The good news is that the revolution has started, with budding, albeit still very expensive, examples sprouting Johnny Appleseed-style all over the globe. Examples:

"The next three Olympic Games in Beijing in 2008, Vancouver in 2010, and London in 2012 will feature hydrogen-powered vehicles, including buses, probably some VIP cars, with both fuel cell and internal combustion engines, as a determined push to help force hydrogen into the transport system and the public’s consciousness;

"California fuel cell developer Altergy Systems in Folsom this summer unveiled the world’s first automated high-volume fuel cell assembly line for small hydrogen fuel cells for telecommunication and utility companies and governments. Altergy says automation and volume cuts the cost of the units in about half;

"In New Jersey, inventor and long-time hydrogen developer Mike Strizki is now showing visitors his house in Hopewell converted to grid-independent solar hydrogen operation (including hydrogen fuel production for his fuel cell car), subject of a long story May 20 in the New York Times magazine. It’s pricey: the conversion cost are about $500,000, Strizki says, but his next project by his company, Advanced Solar Products, in the Cayman Islands is likely to cost less than half of that. Other solar hydrogen houses have been built or converted on Long Island (U.S. Merchant Marine Academy), near Wiscasset, Maine, on Stuart Island, Washington, in Indonesia, and, decades ago, in Freiburg, Germany, and Switzerland;

"H2Gen Innovations, Inc., a six-year-old company in Alexandria, Virginia that sells advanced onsite generators that produce hydrogen from natural gas more efficiently than traditional technologies, recently sold seven units to produce hydrogen needed to help clean up nuclear weapons byproducts at DoE nuclear facilities;

"Iceland, generally regarded as the New Frontier of the coming global hydrogen economy, expects to be able to offer hydrogen-fueled rental cars via Hertz for tourists next spring, and it is equipping a whale-watching tourist ship with a fuel cell for on-board power generation as a precursor and test bed to eventually converting its fishing fleet, mainstay of Iceland’s economy, to fuel-cell power. Both Iceland and Norway have ordered a couple of dozen Toyota Priuses converted to hydrogen from a California company, Quantum Fuel Systems Technologies Worldwide, for fleet operations and testing, along with hydrogen cars—both fuel-cell and internal-combustion engines—from DaimlerChrysler and Mazda;

"Hydrogen fuel cells are even taking to the air in Europe: two teams, one in Turin, Italy, sponsored by the European Union, and another organized by Boeing and headquartered in Madrid, are planning to experimentally convert a very light Czech two-seater and an Austrian motorglider, respectively, to hybrid fuel cell/battery electric engines, with the fuel cells for both coming from a British company, Intelligent Energy.

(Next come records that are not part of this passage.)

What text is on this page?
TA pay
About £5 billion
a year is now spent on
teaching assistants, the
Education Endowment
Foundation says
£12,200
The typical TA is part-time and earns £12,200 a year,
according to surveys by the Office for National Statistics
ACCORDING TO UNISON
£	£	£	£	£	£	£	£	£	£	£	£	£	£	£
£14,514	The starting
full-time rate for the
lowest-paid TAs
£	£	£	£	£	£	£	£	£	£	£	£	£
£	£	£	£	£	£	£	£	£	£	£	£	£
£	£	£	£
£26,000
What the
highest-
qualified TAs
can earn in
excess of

As Europe’s parliamentarians said with their May vote, we need an energy revolution—one with hydrogen as a central technology driver.

PETER HOFFMANN, editor and publisher of the monthly Hydrogen & Fuel Cell Letter, has written two books on hydrogen, The Forever Fuel: The Story of Hydrogen (Westview Press, 1981), and Tomorrow’s Energy: Hydrogen, Fuel Cells, and the Prospects for a Cleaner Planet, (MIT Press 2001, Foreword by U.S. Senator Tom Harkin).